Loud was the indignation of Isabel’s Castilian supporters at this suggestion. The Salic law, they maintained, had never been acknowledged in Castile; on the contrary, cases could be cited in which women had succeeded to the throne to the detriment of the obvious male heir.

Thus, between arguments on the one side and the other, feelings ran high, for Ferdinand himself inclined to a theory that flattered his love of power and independence. Isabel, who had no intention of ceding her rights, at length exerted her influence to win him to her point of view.

“Señor,” she said, after a stormy council-meeting that had in the end upheld her right of succession, “this matter need never have been discussed, because, owing to the union that, by the Grace of God, there is betwixt us, there can be no real disagreement.”

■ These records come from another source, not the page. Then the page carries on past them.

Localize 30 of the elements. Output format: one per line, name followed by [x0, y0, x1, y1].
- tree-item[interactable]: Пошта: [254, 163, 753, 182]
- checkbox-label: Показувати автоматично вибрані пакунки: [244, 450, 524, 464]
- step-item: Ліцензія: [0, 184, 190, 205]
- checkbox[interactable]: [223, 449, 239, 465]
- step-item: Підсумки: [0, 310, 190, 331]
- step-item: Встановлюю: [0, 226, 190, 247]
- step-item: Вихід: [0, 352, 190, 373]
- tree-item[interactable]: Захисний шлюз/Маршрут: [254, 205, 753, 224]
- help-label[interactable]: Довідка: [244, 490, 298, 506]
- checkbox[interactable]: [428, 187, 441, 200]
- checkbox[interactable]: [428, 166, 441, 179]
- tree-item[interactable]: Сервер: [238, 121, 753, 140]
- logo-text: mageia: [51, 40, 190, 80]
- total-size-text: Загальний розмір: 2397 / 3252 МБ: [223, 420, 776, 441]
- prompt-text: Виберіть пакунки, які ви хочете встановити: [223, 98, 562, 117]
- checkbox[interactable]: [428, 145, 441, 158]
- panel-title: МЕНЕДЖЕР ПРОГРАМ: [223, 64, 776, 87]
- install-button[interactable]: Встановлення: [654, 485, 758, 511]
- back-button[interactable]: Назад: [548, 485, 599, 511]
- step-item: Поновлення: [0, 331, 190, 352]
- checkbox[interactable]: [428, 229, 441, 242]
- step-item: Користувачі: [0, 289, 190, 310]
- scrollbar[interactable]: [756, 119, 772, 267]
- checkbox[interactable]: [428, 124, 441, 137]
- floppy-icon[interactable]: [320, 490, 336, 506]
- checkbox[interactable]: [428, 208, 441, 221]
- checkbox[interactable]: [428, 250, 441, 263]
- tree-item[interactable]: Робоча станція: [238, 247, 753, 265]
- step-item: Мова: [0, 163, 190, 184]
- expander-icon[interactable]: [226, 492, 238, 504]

She then alluded to her duty of obedience as his wife; but perhaps to Ferdinand her most convincing argument was the pertinent suggestion that if the Salic law were acknowledged and they should have no male heirs, their daughter Isabel could not lawfully succeed them. It would ill have pleased Ferdinand to leave his possessions to any of his Aragonese cousins. “The King,” we are told, “having heard the Queen’s reasons was highly pleased, because he knew them to be true; and both he and she gave orders that there should be no more talk on this matter.”

The chronicler then goes on to remark on the complete concord that ever afterwards existed between the sovereigns.

And when it was necessary that the King should go to look after affairs in one part of the kingdom and the Queen in another, it never happened that he or she issued a command that conflicted with those that the other gave. Circumstances might separate them, but love held their wills joined.

Ferdinand and Isabel had shown their wisdom in refusing to let the rift between them widen into an open quarrel. In a crisis the least straw may turn the balance; and the condition of affairs required their combined energies in the one scale. It is true that the majority of nobles and knights had either in person, or by deputy, expressed their allegiance; but there still remained a small though powerful group, headed by the young Marquis of Villena, who maintained that the Infanta Joanna was the rightful Queen.

That their objective was rather self-interest than any deep loyalty to the little Princess was obvious from Villena’s letter, mentioning the terms on which he and his followers would consent to submit. For himself he demanded, first his acknowledgment as Master of Santiago, next the confirmation of all lands, castles, and revenues that had belonged to his father, including the Alcazar at Madrid, and thirdly a yearly income of over two million maravedis to be paid by the Crown. The Count of Plasencia, his ally, whom Henry IV. had created Duke of Arévalo with the gift of that town (taken from the widowed Queen Isabel for the purpose), sought also the confirmation of his honours.

With regard to Joanna, whom Villena and his followers styled “Princess of Castile,” they insisted that she should be suitably married; and on this demand all negotiations ultimately broke down. Ferdinand and Isabel were willing to grant the Marquis the Mastership, in spite of the clamours of seven other candidates; they agreed to the idea of Joanna’s marriage; but their stipulation that, while this subject was under consideration, she should be handed over to some trustworthy person, virtually put an end to all hopes of reconciliation. Joanna was the Marquis’s trump card, and he had no intention of playing her until he was certain of his trick, far less of passing her into the hands of anyone, whom her rivals would consider trustworthy.

Dazzled by the schemes he had planned, he believed it would be an easy matter to secure Isabel’s ruin, and in this view he was strengthened by the secret correspondence he had been carrying on with his great-uncle, the Archbishop of Toledo. The latter’s conduct is on the surface inexplicable; for, having maintained Isabel’s cause with unswerving loyalty throughout the negotiations for her marriage, when she was in danger of imprisonment and he of incurring, on her account, not only papal censure but the loss of his archbishopric, he had yet at the end of Henry IV.’s reign reconciled himself to that monarch and his favourite the young Marquis of Villena, to the weakening of his old allegiance. His tardy appearance at Segovia, and the sulky manner he had adopted towards Ferdinand and the Queen, were alike in keeping with a change of policy that in a man of his ambitions seemed as shortsighted as it was unaccountable. The explanation lies in Carrillo’s lack of self-control that made his ambition the plaything of his besetting vice.